Are those Primesite fellas still involved in Great George…it doesn’t say?

By Terry

More cheap boring slums. Block it all and try harder !

By Mikes mate

Do Liverpool’s councillors ever approve or support anything? Or do they by default pander to bungalow nimbys who think central Liverpool is a suburban housing estate? All of these schemes are ideal for their locations and some should be bigger. You cannot leave swathes of city Liverpool’s size derelict because to develop them might slightly compromise a view of a building…can’t see the cathedral? Take two steps your right and then you can see it again! Bingo!
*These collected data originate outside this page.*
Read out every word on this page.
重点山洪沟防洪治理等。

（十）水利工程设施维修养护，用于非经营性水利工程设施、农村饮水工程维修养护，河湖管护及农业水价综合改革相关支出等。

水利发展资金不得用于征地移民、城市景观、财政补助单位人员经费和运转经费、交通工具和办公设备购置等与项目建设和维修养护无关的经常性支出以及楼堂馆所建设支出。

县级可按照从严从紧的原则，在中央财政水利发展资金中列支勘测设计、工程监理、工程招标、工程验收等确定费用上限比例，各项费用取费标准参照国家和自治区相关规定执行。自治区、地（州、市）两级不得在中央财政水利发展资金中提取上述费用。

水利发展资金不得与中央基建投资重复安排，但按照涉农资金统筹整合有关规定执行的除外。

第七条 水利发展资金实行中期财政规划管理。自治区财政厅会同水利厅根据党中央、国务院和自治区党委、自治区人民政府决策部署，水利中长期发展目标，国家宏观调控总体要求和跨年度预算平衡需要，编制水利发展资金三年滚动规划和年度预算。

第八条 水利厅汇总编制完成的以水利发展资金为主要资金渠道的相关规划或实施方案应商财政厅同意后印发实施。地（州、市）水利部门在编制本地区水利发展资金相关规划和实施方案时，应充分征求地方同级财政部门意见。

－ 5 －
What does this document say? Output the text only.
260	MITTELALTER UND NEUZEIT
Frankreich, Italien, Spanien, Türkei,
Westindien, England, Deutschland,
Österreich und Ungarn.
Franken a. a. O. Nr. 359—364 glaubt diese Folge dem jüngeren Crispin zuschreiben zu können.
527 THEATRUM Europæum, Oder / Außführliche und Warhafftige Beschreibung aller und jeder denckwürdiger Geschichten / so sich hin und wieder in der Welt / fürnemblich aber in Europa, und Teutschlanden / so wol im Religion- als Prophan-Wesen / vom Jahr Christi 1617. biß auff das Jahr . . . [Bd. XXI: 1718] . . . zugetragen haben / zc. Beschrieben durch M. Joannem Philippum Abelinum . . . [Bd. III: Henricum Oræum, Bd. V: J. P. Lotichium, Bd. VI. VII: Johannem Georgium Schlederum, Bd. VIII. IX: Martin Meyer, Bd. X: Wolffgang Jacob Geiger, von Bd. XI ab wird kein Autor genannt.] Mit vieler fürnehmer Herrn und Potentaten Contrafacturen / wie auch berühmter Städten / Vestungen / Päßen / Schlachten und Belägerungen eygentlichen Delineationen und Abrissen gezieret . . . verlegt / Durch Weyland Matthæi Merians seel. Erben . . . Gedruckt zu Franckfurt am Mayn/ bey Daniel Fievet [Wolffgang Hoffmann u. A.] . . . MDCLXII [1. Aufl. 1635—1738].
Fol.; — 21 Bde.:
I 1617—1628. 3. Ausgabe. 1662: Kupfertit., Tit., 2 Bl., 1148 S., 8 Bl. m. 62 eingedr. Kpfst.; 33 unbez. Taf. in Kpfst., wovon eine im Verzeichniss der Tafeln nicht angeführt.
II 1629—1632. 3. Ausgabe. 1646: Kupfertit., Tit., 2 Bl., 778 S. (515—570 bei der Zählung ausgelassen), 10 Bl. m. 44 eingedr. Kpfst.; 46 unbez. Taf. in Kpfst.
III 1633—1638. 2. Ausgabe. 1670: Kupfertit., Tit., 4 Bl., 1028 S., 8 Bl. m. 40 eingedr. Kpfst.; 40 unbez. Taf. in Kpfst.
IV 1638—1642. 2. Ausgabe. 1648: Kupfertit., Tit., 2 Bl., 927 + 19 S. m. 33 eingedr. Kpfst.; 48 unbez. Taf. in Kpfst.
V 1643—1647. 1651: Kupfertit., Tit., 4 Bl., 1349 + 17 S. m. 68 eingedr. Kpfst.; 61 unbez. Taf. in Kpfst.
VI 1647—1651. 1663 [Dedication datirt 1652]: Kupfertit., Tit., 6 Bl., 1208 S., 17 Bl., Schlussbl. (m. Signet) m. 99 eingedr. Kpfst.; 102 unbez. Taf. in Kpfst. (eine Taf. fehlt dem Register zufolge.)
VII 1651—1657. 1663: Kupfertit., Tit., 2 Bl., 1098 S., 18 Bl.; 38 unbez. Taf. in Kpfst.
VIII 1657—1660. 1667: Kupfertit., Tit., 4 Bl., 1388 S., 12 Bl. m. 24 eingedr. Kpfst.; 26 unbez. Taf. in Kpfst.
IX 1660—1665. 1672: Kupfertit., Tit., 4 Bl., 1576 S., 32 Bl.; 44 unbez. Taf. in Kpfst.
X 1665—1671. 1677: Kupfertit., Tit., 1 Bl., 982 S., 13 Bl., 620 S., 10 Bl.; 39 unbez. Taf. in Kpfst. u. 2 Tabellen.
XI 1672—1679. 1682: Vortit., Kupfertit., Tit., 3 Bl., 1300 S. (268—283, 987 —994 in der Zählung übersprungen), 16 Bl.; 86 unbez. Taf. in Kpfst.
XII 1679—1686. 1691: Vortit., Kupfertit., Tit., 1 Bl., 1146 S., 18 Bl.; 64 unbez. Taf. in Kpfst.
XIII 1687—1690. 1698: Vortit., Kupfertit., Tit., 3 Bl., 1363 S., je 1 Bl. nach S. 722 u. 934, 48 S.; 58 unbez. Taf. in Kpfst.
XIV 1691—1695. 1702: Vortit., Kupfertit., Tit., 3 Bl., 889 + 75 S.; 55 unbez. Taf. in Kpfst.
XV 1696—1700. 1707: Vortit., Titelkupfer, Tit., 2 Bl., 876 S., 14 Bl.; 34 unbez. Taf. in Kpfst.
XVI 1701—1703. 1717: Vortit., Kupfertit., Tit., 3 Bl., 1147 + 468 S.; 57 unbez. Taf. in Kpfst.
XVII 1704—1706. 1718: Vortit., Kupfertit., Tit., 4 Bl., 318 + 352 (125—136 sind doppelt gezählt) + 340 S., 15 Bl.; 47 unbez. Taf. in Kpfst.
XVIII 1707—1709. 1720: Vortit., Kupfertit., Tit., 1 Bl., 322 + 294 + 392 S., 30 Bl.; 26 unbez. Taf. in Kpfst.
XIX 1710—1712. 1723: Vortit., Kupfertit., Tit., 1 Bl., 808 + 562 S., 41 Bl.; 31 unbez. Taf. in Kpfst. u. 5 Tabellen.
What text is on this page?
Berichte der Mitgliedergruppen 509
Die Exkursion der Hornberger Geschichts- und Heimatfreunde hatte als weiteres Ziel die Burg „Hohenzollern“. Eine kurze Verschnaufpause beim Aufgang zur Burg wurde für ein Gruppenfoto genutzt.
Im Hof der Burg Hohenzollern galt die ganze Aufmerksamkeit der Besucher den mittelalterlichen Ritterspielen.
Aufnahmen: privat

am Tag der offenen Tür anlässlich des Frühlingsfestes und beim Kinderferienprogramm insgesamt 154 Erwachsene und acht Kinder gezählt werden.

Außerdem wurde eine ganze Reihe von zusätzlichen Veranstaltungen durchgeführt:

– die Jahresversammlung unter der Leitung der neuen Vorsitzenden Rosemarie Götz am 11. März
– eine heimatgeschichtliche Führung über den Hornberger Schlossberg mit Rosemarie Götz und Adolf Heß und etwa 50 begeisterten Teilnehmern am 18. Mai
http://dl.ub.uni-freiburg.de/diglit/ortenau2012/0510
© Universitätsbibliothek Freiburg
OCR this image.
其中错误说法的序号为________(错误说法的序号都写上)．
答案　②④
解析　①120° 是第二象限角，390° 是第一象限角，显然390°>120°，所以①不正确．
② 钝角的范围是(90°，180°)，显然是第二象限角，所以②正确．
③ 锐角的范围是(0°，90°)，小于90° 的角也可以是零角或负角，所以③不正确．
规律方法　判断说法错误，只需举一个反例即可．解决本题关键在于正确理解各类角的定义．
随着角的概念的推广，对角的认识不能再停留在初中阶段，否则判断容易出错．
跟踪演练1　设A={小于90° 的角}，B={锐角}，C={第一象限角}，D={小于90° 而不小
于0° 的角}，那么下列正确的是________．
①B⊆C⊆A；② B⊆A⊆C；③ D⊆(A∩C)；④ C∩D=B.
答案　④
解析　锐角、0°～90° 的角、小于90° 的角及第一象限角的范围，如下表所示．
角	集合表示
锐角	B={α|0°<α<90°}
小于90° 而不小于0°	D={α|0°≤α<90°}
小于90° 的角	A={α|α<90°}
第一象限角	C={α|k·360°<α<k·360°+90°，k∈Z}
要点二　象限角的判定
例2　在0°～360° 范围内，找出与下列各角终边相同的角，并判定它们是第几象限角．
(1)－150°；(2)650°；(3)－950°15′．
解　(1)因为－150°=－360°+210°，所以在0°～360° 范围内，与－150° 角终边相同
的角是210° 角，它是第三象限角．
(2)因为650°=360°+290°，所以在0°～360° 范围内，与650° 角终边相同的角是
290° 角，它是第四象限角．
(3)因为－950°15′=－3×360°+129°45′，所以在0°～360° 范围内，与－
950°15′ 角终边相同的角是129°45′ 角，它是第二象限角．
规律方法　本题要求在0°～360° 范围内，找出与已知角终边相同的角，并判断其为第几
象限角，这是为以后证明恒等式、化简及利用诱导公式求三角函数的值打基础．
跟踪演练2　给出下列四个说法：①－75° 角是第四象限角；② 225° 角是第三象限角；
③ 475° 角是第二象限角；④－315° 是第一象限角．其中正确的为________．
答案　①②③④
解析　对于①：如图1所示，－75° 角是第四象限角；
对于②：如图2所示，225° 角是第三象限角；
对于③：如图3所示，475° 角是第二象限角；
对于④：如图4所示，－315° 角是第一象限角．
I think it’s somewhat hypocritical for the archdiocese to be objecting when I had the Anglican been submitted this week for approval I’m more than confident it would be rejected for the moans of local residents before being watered down to the size of an ice cream van just to placate a small group of overly focal locals. Liverpool is one the UKs largest major cities, man up!

By Michael McDonough

I love the idea that the Park Lane scheme would lead to a loss of light for neighbouring properties. The only properties directly opposite the scheme (rather than considerably set back) are bungalows behind a high wall.
It looks good, its sympathetic to the shape of the site and is better use of city centre land than a car park. Get it built.